Yengo NP bis Dharug NP

Wer nicht mehr sucht, der findet!

Als wir in den Yengo NP Reinfuhren, war der Himmel mit dunkeln Wolken
behangen und fing es an zu nieseln.

 

Wir verbrachten die Nacht alleine
auf einem kleinen Campground im Park. Nachts gingen wir wieder einmal
mehr Spotlighten, aber da es noch immer nieselte hatten wir kein Glück
und sahen kein einziges Nachttier.
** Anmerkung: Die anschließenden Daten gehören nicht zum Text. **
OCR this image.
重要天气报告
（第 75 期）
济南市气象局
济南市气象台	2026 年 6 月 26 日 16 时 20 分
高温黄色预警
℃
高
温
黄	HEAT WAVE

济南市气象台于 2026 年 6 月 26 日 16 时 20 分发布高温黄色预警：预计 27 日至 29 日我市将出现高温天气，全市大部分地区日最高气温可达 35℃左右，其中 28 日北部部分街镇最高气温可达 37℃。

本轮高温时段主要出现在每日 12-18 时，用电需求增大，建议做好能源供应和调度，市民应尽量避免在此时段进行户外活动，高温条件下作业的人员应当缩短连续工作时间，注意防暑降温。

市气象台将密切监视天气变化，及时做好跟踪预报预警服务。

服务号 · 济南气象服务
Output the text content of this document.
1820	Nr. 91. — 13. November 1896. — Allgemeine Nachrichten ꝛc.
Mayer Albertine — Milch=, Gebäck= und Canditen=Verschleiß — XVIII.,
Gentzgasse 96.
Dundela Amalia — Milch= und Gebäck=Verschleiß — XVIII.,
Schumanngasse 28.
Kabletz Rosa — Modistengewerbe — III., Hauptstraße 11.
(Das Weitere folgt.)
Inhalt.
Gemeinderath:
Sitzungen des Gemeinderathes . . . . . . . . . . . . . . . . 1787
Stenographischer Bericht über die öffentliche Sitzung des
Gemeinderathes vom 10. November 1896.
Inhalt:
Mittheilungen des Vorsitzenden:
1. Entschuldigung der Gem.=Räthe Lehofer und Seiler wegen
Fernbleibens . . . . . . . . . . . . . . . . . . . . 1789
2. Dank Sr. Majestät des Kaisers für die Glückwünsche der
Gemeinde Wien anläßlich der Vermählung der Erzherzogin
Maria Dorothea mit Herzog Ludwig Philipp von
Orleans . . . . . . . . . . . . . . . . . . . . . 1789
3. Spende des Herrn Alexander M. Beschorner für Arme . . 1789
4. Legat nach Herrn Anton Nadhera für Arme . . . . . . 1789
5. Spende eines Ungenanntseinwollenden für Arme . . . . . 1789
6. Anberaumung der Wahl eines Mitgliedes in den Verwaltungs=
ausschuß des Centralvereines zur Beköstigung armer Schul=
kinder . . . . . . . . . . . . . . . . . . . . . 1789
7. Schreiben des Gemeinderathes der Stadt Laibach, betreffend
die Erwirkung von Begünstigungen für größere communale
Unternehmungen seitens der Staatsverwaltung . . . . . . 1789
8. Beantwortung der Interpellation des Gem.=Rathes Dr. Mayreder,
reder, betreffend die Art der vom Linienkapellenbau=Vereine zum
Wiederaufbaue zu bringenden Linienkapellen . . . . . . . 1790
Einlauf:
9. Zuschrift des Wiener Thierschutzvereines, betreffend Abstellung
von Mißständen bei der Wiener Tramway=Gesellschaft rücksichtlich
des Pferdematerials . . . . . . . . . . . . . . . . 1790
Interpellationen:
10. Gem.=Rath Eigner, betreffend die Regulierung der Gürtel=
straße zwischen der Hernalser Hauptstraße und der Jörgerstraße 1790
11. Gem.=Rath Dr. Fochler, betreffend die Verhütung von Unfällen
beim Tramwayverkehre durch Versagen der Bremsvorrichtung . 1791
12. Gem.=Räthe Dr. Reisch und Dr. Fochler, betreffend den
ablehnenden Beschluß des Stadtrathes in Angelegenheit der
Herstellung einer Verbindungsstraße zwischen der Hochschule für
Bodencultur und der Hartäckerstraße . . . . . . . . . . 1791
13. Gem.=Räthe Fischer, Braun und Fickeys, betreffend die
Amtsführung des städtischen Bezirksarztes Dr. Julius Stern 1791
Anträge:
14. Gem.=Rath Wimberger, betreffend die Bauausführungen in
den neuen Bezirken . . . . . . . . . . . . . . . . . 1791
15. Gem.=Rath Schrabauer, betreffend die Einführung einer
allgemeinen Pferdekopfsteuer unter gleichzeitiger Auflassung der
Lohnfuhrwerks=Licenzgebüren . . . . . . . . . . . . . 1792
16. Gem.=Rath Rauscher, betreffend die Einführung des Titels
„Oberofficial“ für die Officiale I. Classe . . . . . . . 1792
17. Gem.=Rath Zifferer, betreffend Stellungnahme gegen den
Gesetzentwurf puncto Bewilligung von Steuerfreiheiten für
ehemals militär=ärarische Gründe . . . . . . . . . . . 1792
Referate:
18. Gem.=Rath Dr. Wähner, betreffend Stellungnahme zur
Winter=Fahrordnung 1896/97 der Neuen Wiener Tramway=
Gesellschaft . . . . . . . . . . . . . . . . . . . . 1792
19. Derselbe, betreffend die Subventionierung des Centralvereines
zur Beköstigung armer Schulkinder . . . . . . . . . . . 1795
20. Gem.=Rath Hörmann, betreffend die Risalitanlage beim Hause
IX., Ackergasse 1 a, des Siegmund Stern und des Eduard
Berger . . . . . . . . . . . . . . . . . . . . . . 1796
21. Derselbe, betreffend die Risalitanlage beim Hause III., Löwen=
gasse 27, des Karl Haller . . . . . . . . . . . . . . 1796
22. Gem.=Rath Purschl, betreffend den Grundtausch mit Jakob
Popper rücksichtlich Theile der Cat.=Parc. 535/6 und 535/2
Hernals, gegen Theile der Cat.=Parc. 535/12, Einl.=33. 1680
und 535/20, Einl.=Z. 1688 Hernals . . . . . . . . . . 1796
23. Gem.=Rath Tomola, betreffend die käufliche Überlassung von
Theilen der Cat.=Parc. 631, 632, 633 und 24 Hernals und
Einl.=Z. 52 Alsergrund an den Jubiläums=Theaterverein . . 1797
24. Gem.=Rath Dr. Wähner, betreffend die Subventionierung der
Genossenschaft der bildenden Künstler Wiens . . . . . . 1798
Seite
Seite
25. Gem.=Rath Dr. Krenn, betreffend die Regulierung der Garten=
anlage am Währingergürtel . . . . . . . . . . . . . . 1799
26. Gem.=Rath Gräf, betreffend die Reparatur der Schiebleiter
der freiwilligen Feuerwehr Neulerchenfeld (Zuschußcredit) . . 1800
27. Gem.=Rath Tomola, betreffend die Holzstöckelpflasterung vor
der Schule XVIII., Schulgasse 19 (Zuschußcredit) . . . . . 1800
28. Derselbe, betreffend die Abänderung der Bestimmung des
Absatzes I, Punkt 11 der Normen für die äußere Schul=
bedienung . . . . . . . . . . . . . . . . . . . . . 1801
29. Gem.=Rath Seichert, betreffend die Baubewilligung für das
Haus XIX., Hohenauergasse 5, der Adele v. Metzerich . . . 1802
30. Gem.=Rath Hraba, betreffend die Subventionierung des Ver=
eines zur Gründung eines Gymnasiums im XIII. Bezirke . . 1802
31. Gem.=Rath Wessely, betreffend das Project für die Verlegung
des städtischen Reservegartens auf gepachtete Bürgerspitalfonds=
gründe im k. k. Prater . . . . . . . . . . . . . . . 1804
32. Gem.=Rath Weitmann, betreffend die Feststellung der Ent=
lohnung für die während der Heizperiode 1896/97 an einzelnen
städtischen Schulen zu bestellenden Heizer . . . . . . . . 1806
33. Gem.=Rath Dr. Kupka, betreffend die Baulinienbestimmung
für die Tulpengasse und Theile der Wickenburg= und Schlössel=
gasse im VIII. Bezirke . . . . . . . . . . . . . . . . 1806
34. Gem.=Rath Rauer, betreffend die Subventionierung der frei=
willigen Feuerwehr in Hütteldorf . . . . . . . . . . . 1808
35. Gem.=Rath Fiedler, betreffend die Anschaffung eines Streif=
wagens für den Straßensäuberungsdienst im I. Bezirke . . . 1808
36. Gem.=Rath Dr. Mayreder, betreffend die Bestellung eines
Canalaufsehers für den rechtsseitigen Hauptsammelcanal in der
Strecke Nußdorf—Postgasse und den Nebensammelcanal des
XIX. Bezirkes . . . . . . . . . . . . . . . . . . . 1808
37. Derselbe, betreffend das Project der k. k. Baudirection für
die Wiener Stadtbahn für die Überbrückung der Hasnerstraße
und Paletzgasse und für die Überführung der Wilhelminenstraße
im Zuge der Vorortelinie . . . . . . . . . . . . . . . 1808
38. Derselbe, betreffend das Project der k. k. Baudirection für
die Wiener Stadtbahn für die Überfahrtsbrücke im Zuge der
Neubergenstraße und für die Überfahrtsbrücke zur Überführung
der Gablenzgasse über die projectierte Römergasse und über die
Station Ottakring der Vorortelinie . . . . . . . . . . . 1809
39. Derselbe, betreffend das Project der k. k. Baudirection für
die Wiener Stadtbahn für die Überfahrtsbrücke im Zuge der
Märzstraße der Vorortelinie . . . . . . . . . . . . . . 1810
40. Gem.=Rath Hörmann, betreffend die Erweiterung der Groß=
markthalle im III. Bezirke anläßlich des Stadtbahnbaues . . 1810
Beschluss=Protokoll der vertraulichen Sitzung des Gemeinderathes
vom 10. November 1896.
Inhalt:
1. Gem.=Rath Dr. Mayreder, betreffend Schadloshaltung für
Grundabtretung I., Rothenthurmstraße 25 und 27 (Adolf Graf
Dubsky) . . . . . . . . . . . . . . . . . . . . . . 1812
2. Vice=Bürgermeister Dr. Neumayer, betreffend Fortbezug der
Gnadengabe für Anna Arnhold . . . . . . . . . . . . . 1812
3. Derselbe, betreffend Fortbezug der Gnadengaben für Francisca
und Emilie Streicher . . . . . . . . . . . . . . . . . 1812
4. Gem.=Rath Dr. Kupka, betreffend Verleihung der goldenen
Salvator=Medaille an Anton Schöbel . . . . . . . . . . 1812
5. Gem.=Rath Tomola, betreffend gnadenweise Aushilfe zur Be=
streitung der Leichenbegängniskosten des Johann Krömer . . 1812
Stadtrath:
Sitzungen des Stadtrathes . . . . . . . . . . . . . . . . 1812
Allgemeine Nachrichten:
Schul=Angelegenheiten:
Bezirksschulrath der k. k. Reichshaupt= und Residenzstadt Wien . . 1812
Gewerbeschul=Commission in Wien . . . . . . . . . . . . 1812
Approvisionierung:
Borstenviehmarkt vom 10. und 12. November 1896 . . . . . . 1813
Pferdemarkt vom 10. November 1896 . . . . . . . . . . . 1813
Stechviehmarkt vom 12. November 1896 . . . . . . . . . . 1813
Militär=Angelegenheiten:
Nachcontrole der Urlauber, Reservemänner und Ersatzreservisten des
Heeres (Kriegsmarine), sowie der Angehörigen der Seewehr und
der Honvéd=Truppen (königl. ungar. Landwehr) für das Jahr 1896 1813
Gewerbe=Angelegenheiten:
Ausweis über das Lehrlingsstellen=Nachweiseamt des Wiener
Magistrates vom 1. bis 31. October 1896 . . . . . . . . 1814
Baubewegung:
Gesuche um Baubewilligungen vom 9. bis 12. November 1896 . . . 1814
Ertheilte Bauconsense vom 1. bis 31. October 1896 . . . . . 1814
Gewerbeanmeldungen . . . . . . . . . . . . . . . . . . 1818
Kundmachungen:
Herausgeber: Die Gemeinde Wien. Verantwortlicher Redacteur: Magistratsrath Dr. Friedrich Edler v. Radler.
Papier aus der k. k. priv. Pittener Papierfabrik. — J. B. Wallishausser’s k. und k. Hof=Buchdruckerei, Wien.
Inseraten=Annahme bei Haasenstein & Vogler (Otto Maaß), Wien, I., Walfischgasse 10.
Gemäss den Prospekten soll es im Park
Wombats geben. Wombats sehen den Koalas am ähnlichsten, leben aber unter
der Erde in Bauten, ernähren sich vegetarisch und sind daher in der
Dämmerung oft auf Wiesen zu sehen. Im Park gab es ein Campground, der
von Rasen umgeben ist und wir dachten, dass wir dort die Wombats am besten
sehen können. Auf der Fahrt dorthin sahen wir zum ersten Mal Yellow-tailed
Black-Cockatoo. Die schwarzen Kakadus fliegen ganz langsam, es sind so
schöne und grosse Papageien. Am Mittag sind wir auf dem anderen
Campingplatz angekommen. Wir suchten den Rasen nach Kegeli ab. Keine
Kegeli und dies ließen vermuten, dass es kaum viele Tiere gibt, die
dort im Gras nach Futter suchen. Ich überquerte die Wiese und lief zum
anderen Ende der Waldlichtung. Nein, was sitzt denn da so schön im Baum?
Ein Koala-Männchen. Zu unserer grossen Überraschung war er wach und frass.
Tja, wer nicht mehr sucht, der findet!

Henk gefiel der Campground nicht und so übernachteten wir auf einem
Campground im Dharug NP in der Nähe von Wisemans Ferry. Am Abend, kurz vor
dem Eindunkeln, gingen wir auf Safari. Nach kaum einem Kilometer laufen
entdeckten wir einen Wombat. Wir liefen quer über die Wiese auf ihn zu,
was ihm nicht gefiel und er flüchtete ziemlich schnell in den Wald. Wir
waren überrascht, wie schnell er laufen konnte. Er sah, wie ein kleiner
Bär mit kurzen Beinen aus. Kurze seit später flog ein schwarzer Kakadu
über uns. Nein, das war kein normaler Kakadu, dass war ein der seltenen
Glossy Black-Cockatoo, welche wir seit Wochen suchten. Ein paar Minuten
später erspähten wir auch noch einen Gang-gang Cockatto. Henk war so
begeistert, dass er noch einen Urwaldlauf machen wollte, ich aber winkte
ab, da es bald Nacht sein würde. Als wir wieder zurück im Auto waren,
fand ich wieder einmal einen Blutsauger. Wäh, die Viecher sind so widerlich.
Wir suchten unsere Kleider ab. Wir brachten nur zwei Blutsauger mit. Am
nächsten Morgen früh, gingen wir wieder auf Safari. Bald fanden wir unseren
Wombat wieder und sahen auch den Glossy Black-Cockatoo noch einmal. Henk
wollte gerne die Urwaldwanderung machen und versuchte mich zu motivieren.
Keine Chance, da es nachts geregnet hatte, war alles nass und die Blutsauger
sind dann sehr aktiv. Alle Vorsicht nützte nichts, denn ich hatte einen
Blutsauger am Bauch. Hüpfend von einem Bein auf das andere mit lautem
ui, ui, ui und auf den Bauch zeigend, war ich völlig ausser Gefecht
gesetzt. Es widerte mich so an, dass es mir nicht möglich war, das Viech
vom Bauch zu nehmen. Henk völlig erschrocken über meine Gestik kam angerannt
und befreite mich von diesem Unwesen. Tja, urwaldtauglich bin ich noch nicht.
Schöne Vögel hin oder her, ich hatte genug und wollte nach Sydney.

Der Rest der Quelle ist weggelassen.